Collaboration no longer a dirty word for self-employed as they look to fill gaps left by Government

A new report, ‘The Self Organising Self-Employed’, commissioned by the Federation of Small Businesses (FSB), highlights how the self-employed are coming together to fill the gaps left by Government by pooling their resources in schemes that offer financial support and security.

Collaborative ideas, such as Bread Funds, allow the self-employed to contribute to a communal fund which can then be accessed to cover late payments or used to provide sick and maternity pay. This provides participating individuals the peace of mind that employees have when faced with hardship in their working life.

The emergence of such collaborative and supportive initiatives is a response to the unwillingness or inability of previous Governments to resolve issues facing the self-employed. This includes the clear disparity that exists in the social security system between the self-employed and employees.

Mike Cherry, National Chairman at FSB, said: “Since 2000, the UK has experienced a self-employment revolution and we now have 4.8 million people making the choice to go it alone. These ‘strivers’ have become the engine room of the economy and are driving growth and creating jobs.

“The stark reality is, that despite the self-employment boom changing the face of the modern workforce, the Government has not been quick enough to recognise this ‘sea-change’ and the self-employed are being left behind.

“They have fewer rights and fundamentally take on far more risk than employees. For example, when they fall ill they lack access to critical benefits such as sick pay that many employees take for granted. It has been left to the self-employed themselves to try and fill in the gap through innovative ideas such as cooperative models of savings and collective insurance models.

“These arrangements can provide the self-employed with a financial safety net if they fall sick or get injured at work. The Government should step in and provide equal maternity, paternity and adoption pay alongside addressing access to financial products such as mortgages.

“The Government needs to do more to actively support the self-employed or it risks endangering the positive growth we are seeing in the UK. Introducing changes, such as breaking down the regulatory barriers to self-organising arrangements, will encourage and foster the start-up of such schemes giving the self-employed the opportunity to invest in their security and future. With continuing political uncertainty, the Government must not now resurrect its failed attempt to clobber the 4.8 million self-employed ‘strivers’ in our country with a two percent tax hike. This is the last thing the economy needs.”
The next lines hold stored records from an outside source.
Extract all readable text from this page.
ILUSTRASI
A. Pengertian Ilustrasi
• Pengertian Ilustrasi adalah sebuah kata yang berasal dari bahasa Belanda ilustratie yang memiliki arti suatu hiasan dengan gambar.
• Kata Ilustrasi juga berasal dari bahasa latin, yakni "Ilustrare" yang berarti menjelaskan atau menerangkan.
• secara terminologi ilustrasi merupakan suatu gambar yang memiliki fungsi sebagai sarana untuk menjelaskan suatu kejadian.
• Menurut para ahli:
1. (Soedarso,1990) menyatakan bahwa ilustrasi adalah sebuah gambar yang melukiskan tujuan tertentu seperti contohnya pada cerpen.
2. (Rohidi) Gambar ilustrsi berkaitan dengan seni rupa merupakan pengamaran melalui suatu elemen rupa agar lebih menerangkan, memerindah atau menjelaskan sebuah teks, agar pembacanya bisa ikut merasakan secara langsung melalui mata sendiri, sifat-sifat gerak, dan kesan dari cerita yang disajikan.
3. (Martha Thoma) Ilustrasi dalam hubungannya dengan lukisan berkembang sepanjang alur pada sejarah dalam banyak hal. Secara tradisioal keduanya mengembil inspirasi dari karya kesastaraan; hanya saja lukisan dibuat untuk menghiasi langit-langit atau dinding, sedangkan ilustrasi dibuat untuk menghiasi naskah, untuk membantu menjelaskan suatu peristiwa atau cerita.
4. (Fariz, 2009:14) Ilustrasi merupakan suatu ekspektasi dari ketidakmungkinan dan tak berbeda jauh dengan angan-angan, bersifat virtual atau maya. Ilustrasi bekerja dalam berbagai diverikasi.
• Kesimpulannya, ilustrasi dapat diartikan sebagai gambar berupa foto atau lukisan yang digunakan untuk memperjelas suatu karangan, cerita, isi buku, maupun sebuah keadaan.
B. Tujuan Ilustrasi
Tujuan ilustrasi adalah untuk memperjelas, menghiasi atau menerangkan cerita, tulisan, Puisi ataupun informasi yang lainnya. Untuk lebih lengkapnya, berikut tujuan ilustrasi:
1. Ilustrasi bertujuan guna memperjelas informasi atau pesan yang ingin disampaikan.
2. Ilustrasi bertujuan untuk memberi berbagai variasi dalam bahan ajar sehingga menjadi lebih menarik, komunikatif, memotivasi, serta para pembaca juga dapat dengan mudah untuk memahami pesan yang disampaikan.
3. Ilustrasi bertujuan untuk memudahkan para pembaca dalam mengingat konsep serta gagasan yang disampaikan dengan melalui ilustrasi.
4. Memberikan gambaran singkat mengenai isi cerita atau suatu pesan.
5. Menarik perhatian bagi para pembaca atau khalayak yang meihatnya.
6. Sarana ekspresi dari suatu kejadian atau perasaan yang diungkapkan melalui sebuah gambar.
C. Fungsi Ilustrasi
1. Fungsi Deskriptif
Commenting on the report, RSA Associate Director, Benedict Dellot, said: “Whether it is tech developers sharing workloads, interpreters and translators pooling marketing costs, or freelancers of all kinds clubbing together to create collective sick pay funds, the scope for self-organising to improve the lives of the self-employed is huge. With our political institutions gripped in turmoil, now more than ever workers need to look to themselves for a helping hand. It will take a Herculean effort of will and imagination for self-organising to go from the margins to the mainstream, but it is right to be ambitious. What’s to stop us from realizing a future where co-operative membership is the norm for business owners, where there is a collective sick pay fund in every town, and where user-own platform cooperatives give gig workers a stake in the on-demand industry they toil for.”